Nanny Piggins looked at her monitor and the blip clearly moving away from them. ‘No,’ she said. ‘When you have the physique of my brother you never go up when you could go down.’

They all looked at Nanny Piggins’ feet. She was standing on a manhole.

‘Into the sewers?’ asked Derrick. ‘But that’s disgusting.’

‘As is my brother,’ said Nanny Piggins sadly.

‘It’s so unhygienic,’ said Samantha.

‘And stinky,’ added Michael.

‘My brother is no stranger to stink,’ revealed Nanny Piggins. ‘He once went an entire calendar year without taking a bath.’

‘What happened?’ asked Derrick. (He had long wondered what would happen if he never took a bath, aside from having much more time to read comics.)

‘The stench became so unbearable that my sister Wendy waited until he was asleep, taped a high-powered hose to the inside of his trouser leg, then turned the hose on,’ remembered Nanny Piggins. ‘He was blasted with water from the inside out. Eventually his clothes swelled up with the pressurised water until they exploded off and he was left clean as a whistle.’

‘I bet that taught him a lesson,’ said Samantha.

‘No, actually it taught Wendy a lesson. Because then Bramwell didn’t go and buy new clothes for three weeks,’ said Nanny Piggins, ‘and the only thing worse than a stinky brother is a naked brother.’

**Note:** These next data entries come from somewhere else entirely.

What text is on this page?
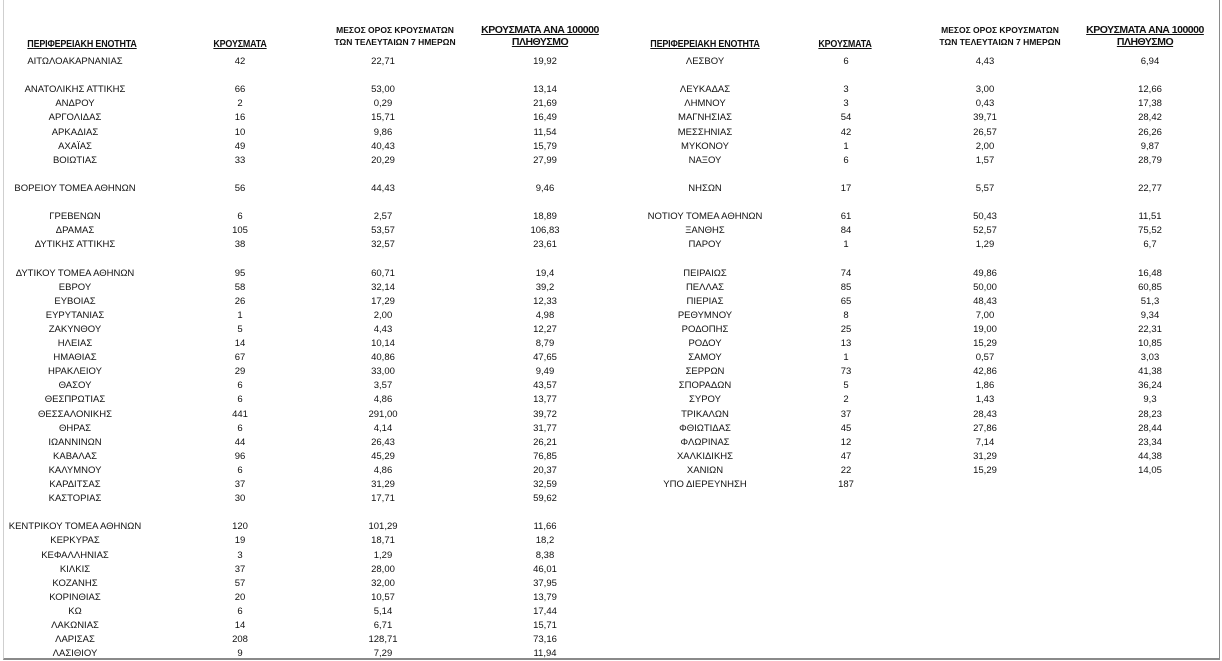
ΠΕΡΙΦΕΡΕΙΑΚΗ ΕΝΟΤΗΤΑ	ΚΡΟΥΣΜΑΤΑ
ΜΕΣΟΣ ΟΡΟΣ ΚΡΟΥΣΜΑΤΩΝ
ΤΩΝ ΤΕΛΕΥΤΑΙΩΝ 7 ΗΜΕΡΩΝ
ΚΡΟΥΣΜΑΤΑ ΑΝΑ 100000
ΠΛΗΘΥΣΜΟ
ΑΙΤΩΛΟΑΚΑΡΝΑΝΙΑΣ	42	22,71	19,92
ΑΝΑΤΟΛΙΚΗΣ ΑΤΤΙΚΗΣ	66	53,00	13,14
ΑΝΔΡΟΥ	2	0,29	21,69
ΑΡΓΟΛΙΔΑΣ	16	15,71	16,49
ΑΡΚΑΔΙΑΣ	10	9,86	11,54
ΑΧΑΪΑΣ	49	40,43	15,79
ΒΟΙΩΤΙΑΣ	33	20,29	27,99
ΒΟΡΕΙΟΥ ΤΟΜΕΑ ΑΘΗΝΩΝ	56	44,43	9,46
ΓΡΕΒΕΝΩΝ	6	2,57	18,89
ΔΡΑΜΑΣ	105	53,57	106,83
ΔΥΤΙΚΗΣ ΑΤΤΙΚΗΣ	38	32,57	23,61
ΔΥΤΙΚΟΥ ΤΟΜΕΑ ΑΘΗΝΩΝ	95	60,71	19,4
ΕΒΡΟΥ	58	32,14	39,2
ΕΥΒΟΙΑΣ	26	17,29	12,33
ΕΥΡΥΤΑΝΙΑΣ	1	2,00	4,98
ΖΑΚΥΝΘΟΥ	5	4,43	12,27
ΗΛΕΙΑΣ	14	10,14	8,79
ΗΜΑΘΙΑΣ	67	40,86	47,65
ΗΡΑΚΛΕΙΟΥ	29	33,00	9,49
ΘΑΣΟΥ	6	3,57	43,57
ΘΕΣΠΡΩΤΙΑΣ	6	4,86	13,77
ΘΕΣΣΑΛΟΝΙΚΗΣ	441	291,00	39,72
ΘΗΡΑΣ	6	4,14	31,77
ΙΩΑΝΝΙΝΩΝ	44	26,43	26,21
ΚΑΒΑΛΑΣ	96	45,29	76,85
ΚΑΛΥΜΝΟΥ	6	4,86	20,37
ΚΑΡΔΙΤΣΑΣ	37	31,29	32,59
ΚΑΣΤΟΡΙΑΣ	30	17,71	59,62
ΚΕΝΤΡΙΚΟΥ ΤΟΜΕΑ ΑΘΗΝΩΝ	120	101,29	11,66
ΚΕΡΚΥΡΑΣ	19	18,71	18,2
ΚΕΦΑΛΛΗΝΙΑΣ	3	1,29	8,38
ΚΙΛΚΙΣ	37	28,00	46,01
ΚΟΖΑΝΗΣ	57	32,00	37,95
ΚΟΡΙΝΘΙΑΣ	20	10,57	13,79
ΚΩ	6	5,14	17,44
ΛΑΚΩΝΙΑΣ	14	6,71	15,71
ΛΑΡΙΣΑΣ	208	128,71	73,16
ΛΑΣΙΘΙΟΥ	9	7,29	11,94
ΠΕΡΙΦΕΡΕΙΑΚΗ ΕΝΟΤΗΤΑ	ΚΡΟΥΣΜΑΤΑ
ΜΕΣΟΣ ΟΡΟΣ ΚΡΟΥΣΜΑΤΩΝ
ΤΩΝ ΤΕΛΕΥΤΑΙΩΝ 7 ΗΜΕΡΩΝ
ΚΡΟΥΣΜΑΤΑ ΑΝΑ 100000
ΠΛΗΘΥΣΜΟ
ΛΕΣΒΟΥ	6	4,43	6,94
ΛΕΥΚΑΔΑΣ	3	3,00	12,66
ΛΗΜΝΟΥ	3	0,43	17,38
ΜΑΓΝΗΣΙΑΣ	54	39,71	28,42
ΜΕΣΣΗΝΙΑΣ	42	26,57	26,26
ΜΥΚΟΝΟΥ	1	2,00	9,87
ΝΑΞΟΥ	6	1,57	28,79
ΝΗΣΩΝ	17	5,57	22,77
ΝΟΤΙΟΥ ΤΟΜΕΑ ΑΘΗΝΩΝ	61	50,43	11,51
ΞΑΝΘΗΣ	84	52,57	75,52
ΠΑΡΟΥ	1	1,29	6,7
ΠΕΙΡΑΙΩΣ	74	49,86	16,48
ΠΕΛΛΑΣ	85	50,00	60,85
ΠΙΕΡΙΑΣ	65	48,43	51,3
ΡΕΘΥΜΝΟΥ	8	7,00	9,34
ΡΟΔΟΠΗΣ	25	19,00	22,31
ΡΟΔΟΥ	13	15,29	10,85
ΣΑΜΟΥ	1	0,57	3,03
ΣΕΡΡΩΝ	73	42,86	41,38
ΣΠΟΡΑΔΩΝ	5	1,86	36,24
ΣΥΡΟΥ	2	1,43	9,3
ΤΡΙΚΑΛΩΝ	37	28,43	28,23
ΦΘΙΩΤΙΔΑΣ	45	27,86	28,44
ΦΛΩΡΙΝΑΣ	12	7,14	23,34
ΧΑΛΚΙΔΙΚΗΣ	47	31,29	44,38
ΧΑΝΙΩΝ	22	15,29	14,05
ΥΠΟ ΔΙΕΡΕΥΝΗΣΗ	187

‘So are you going to let him disappear into the sewers?’ asked Michael.

‘Of course not,’ said Nanny Piggins. ‘I brought a bag of marshmallows in anticipation of precisely this eventuality.’

‘How will eating marshmallows help?’ asked Derrick.

‘I’m not going to eat them,’ said Nanny Piggins. ‘I’m going to shove them up my nose, and I suggest you do the same if you are coming with me.’ And with that Nanny Piggins shoved two pink marsh
mallows into her snout and heaved the manhole cover aside. As the first wave of stench wafted up, the children and Boris hastily shoved marshmallows into their own noses. The crowd of Bramwell fans backed away, realising they did not want their books signed by someone who would willingly climb down into that odour. Only the publicist lunged forward, catching Nanny Piggins by the sleeve.

‘Before you go,’ said the publicist, ‘is there any chance I could sign you to a multi-book deal? Because if your brother does prove to be a huge fraud and we have to pulp all his books for legal reasons, we will be looking to sign a new pig adventurer.’

‘Me write books!’ scoffed Nanny Piggins. ‘Don’t be ridiculous! I’m far too busy having adventures to waste my time writing about them.’

‘But we could get you a ghost writer,’ argued the publicist.